Different operations and utilities for working with vectors.

vec_length(vector)

Returns the number of elements in the given vector. The vector can be JSON, BLOB, or the result of a constructor function.

This function will return an error if vector is invalid.

sql
select vec_length('[.1, .2]');
-- 2

select vec_length(X'AABBCCDD');
-- 1

select vec_length(vec_int8(X'AABBCCDD'));
-- 4

select vec_length(vec_bit(X'AABBCCDD'));
-- 32

select vec_length(X'CCDD');
-- ❌ invalid float32 vector BLOB length. Must be divisible by 4, found 2

vec_type(vector)

Returns the name of the type of vector as text. One of 'float32', 'int8', or 'bit'.

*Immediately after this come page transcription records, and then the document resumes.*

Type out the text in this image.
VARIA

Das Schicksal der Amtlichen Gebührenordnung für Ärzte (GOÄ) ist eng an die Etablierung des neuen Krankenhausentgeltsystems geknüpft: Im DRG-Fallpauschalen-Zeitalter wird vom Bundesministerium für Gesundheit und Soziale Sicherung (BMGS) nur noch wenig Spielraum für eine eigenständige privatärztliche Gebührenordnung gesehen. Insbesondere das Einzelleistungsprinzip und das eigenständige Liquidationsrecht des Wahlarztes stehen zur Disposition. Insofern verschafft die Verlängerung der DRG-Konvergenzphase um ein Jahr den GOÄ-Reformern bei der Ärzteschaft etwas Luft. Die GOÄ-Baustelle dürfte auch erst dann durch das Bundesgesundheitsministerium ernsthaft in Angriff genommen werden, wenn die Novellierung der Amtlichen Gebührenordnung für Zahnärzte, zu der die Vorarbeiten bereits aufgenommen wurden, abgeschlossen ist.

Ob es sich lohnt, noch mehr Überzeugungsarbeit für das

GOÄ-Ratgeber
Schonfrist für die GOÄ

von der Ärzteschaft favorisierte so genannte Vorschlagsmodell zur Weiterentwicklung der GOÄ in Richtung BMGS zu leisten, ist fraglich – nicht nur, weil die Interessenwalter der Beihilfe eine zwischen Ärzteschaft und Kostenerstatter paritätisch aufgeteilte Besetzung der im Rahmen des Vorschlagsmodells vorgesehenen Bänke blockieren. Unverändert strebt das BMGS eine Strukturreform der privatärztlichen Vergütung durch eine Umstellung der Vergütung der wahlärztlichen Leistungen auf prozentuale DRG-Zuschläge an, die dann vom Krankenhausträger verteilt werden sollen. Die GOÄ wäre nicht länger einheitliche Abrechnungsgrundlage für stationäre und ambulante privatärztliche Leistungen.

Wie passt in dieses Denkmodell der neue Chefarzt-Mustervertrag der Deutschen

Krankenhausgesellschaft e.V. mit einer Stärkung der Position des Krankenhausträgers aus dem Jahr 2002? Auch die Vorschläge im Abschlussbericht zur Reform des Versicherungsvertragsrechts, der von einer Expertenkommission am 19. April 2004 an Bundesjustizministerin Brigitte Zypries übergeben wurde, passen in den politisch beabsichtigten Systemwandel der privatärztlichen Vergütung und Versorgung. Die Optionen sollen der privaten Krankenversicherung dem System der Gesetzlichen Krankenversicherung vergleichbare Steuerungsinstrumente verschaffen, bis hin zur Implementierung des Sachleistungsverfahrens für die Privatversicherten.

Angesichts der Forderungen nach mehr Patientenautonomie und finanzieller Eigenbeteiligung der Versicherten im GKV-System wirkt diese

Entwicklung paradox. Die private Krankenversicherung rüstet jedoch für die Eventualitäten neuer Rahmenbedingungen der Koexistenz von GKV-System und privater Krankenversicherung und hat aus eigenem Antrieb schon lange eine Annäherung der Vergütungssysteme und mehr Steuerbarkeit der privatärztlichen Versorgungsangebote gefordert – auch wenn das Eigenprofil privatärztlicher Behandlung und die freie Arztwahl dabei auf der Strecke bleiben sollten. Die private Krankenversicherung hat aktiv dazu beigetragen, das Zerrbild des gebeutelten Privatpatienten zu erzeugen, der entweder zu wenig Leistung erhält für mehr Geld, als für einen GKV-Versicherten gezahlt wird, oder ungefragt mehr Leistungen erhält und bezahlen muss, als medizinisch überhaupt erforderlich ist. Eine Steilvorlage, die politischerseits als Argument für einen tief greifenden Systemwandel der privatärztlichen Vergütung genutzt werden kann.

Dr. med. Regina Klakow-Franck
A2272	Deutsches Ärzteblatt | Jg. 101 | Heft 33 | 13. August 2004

This function will return an error if vector is invalid.

sql
select vec_type('[.1, .2]');
-- 'float32'

select vec_type(X'AABBCCDD');
-- 'float32'

select vec_type(vec_int8(X'AABBCCDD'));
-- 'int8'

select vec_type(vec_bit(X'AABBCCDD'));
-- 'bit'

select vec_type(X'CCDD');
-- ❌ invalid float32 vector BLOB length. Must be divisible by 4, found 2

vec_add(a, b)

Adds every element in vector a with vector b, returning a new vector c. Both vectors must be of the same type and same length. Only float32 and int8 vectors are supported.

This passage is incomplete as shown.